Tanto que essa origem étnico-cultural se sobressai à própria origem de quadrinhos do personagem. Temos pela primeira vez a palavra mutante sendo dita dentro do MCU, mas isso não é nada impactante perto de toda a majestade e do simbolismo que Namor carrega com seu povo. Mais uma vez, o microdesenvolvimento de personagens em Wakanda para Sempre é mais interessante do que as conexões com a macronarrativa Marvel.
Vale a pena assistir a Pantera Negra: Wakanda para Sempre?
É impossível desassociar Pantera Negra: Wakanda para Sempre do contexto ao qual ele está inserido. Esse é um filme fora da curva da Marvel em todos os sentidos e bastidores e roteiros se misturam em uma coisa só. Assim, é natural que a perda de seu herói e símbolo seja algo que vai direcionar a trama como um todo de modo que não há como esperar que ele seja apenas mais um capítulo do MCU.

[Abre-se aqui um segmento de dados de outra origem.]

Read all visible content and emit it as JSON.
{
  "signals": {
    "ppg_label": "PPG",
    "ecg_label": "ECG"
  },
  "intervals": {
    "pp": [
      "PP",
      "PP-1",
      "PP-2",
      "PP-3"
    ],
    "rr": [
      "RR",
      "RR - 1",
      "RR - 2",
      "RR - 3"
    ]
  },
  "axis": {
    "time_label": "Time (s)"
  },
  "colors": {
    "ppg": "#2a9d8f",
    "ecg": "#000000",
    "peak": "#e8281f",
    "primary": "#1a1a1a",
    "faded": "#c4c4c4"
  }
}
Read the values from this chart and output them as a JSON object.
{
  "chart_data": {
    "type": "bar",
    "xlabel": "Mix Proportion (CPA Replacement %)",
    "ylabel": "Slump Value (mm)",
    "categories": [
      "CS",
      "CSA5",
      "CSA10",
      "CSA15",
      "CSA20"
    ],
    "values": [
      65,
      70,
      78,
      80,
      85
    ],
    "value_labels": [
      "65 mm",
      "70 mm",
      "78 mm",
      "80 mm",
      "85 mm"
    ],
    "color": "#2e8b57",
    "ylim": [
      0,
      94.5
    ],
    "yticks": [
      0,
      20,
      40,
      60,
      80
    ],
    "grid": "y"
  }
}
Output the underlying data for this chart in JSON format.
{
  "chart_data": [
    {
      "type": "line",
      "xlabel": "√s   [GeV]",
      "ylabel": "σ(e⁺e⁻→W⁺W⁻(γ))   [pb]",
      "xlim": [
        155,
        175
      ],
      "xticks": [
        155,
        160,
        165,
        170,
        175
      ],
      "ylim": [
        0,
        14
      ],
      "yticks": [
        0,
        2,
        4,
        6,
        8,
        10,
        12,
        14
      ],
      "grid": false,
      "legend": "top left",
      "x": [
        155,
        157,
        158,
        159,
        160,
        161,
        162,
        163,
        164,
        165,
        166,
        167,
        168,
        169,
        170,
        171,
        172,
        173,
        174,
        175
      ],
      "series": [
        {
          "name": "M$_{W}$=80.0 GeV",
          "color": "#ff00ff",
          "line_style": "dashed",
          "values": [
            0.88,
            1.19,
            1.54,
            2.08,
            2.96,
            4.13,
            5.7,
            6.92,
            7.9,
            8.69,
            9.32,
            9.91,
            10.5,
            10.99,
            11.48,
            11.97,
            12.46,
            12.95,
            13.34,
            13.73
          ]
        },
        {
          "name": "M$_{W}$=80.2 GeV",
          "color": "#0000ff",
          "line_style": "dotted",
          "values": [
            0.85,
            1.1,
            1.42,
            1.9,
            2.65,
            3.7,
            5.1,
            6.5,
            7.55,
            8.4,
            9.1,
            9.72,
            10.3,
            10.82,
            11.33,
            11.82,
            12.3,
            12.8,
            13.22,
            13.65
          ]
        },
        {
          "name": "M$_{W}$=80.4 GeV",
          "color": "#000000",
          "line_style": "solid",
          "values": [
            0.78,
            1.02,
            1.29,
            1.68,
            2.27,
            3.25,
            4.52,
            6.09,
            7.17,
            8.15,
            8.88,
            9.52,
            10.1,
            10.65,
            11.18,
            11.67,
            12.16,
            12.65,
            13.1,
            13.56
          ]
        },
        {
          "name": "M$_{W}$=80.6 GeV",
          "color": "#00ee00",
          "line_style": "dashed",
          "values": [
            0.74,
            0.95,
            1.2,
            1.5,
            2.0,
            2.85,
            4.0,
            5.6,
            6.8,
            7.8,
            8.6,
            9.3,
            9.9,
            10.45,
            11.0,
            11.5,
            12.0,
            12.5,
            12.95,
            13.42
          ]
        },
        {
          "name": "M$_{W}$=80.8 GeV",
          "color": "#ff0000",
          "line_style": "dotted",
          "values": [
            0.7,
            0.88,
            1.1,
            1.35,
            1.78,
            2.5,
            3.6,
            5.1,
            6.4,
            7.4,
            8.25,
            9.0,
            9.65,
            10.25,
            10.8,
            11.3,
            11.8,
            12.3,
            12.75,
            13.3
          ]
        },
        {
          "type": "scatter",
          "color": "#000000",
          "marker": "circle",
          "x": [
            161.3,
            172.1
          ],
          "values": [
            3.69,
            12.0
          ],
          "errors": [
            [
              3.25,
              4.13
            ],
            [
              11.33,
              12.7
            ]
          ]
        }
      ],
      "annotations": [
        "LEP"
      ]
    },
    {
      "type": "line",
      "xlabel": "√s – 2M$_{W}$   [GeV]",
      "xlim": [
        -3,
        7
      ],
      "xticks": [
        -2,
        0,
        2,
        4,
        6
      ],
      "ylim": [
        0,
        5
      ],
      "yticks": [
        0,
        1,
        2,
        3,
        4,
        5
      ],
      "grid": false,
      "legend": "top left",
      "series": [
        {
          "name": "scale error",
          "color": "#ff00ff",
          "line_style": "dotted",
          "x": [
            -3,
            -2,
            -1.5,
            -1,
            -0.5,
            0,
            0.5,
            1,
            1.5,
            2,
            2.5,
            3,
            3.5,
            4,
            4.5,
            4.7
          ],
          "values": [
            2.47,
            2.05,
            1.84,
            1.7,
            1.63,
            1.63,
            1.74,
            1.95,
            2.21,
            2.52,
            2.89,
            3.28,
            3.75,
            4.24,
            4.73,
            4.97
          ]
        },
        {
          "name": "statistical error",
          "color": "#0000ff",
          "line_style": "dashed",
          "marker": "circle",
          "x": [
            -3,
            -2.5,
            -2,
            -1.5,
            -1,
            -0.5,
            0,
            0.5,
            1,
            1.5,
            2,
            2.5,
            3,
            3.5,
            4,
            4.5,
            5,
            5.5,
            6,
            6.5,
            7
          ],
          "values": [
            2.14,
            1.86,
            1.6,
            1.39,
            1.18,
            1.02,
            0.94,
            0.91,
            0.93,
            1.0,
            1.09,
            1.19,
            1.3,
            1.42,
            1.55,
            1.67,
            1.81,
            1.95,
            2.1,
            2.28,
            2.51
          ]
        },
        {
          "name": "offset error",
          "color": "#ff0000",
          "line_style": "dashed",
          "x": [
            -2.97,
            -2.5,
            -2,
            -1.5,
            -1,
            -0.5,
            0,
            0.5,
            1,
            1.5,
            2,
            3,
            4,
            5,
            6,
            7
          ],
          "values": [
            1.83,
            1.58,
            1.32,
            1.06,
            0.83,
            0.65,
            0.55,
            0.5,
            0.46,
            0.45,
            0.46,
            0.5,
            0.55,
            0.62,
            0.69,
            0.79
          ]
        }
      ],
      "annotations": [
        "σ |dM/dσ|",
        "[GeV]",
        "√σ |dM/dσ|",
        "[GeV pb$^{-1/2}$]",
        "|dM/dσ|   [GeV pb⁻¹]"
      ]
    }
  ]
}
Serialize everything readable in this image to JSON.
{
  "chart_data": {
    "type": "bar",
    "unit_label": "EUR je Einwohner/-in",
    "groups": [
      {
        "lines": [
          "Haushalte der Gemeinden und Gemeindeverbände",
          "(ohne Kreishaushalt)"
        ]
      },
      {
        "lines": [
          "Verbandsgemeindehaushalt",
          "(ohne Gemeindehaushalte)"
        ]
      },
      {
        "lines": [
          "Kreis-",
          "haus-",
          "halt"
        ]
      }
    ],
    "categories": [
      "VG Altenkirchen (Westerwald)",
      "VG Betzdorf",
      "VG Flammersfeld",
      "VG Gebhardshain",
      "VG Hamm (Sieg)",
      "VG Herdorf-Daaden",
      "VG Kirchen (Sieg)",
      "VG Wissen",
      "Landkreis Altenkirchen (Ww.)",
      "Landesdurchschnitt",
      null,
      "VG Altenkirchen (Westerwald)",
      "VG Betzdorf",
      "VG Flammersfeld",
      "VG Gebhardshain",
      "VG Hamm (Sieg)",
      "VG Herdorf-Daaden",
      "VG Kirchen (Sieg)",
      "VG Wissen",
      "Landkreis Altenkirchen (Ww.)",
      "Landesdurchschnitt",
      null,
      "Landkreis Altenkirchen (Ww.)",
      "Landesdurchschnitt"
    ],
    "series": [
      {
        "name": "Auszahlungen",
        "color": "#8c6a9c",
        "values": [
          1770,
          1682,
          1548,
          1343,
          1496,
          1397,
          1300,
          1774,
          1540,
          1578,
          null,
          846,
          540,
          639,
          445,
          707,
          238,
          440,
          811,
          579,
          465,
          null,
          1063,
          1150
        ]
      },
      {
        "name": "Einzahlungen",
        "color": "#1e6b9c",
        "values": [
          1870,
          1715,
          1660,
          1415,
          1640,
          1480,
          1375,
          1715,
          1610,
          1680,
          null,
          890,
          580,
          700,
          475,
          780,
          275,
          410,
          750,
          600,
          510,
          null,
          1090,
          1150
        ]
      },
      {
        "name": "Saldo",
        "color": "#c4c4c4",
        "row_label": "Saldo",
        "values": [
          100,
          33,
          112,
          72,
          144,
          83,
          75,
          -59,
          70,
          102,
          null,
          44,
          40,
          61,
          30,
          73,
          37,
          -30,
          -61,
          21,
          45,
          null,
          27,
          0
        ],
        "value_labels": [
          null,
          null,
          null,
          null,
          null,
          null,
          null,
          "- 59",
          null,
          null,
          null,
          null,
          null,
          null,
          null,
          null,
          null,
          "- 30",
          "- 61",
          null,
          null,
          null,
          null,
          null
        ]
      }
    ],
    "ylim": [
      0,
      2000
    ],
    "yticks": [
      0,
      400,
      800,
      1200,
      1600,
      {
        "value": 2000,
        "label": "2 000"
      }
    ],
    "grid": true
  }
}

Isso faz com que a sequência seja bem diferente até do primeiro Pantera Negra, mesmo contando com a mesma equipe. Ele não é empolgante e tampouco inspirador porque estamos falando de uma produção que se propõe a ser mais introspectiva e que fala muito sobre a própria dor. Da mesma forma que seus personagens lutam para entender e aceitar os próprios sentimentos, assim é com diretor, atores, roteiristas e com boa parte do público também.
É um ponto fora da curva, uma história marcada por exceções que sabe aproveitar muito bem tudo isso para criar algo genuíno e que transmite tanto a consternação causada pela tragédia quanto a vontade de seguir em frente e fazer uma bela homenagem.
Wakanda para Sempre sabe de sua importância para o MCU e também para além dele. Mas também entende a necessidade de parar e chorar as próprias dores. No fim, mostra que é da poder do próprio luta é que floresce a flor de seu legado.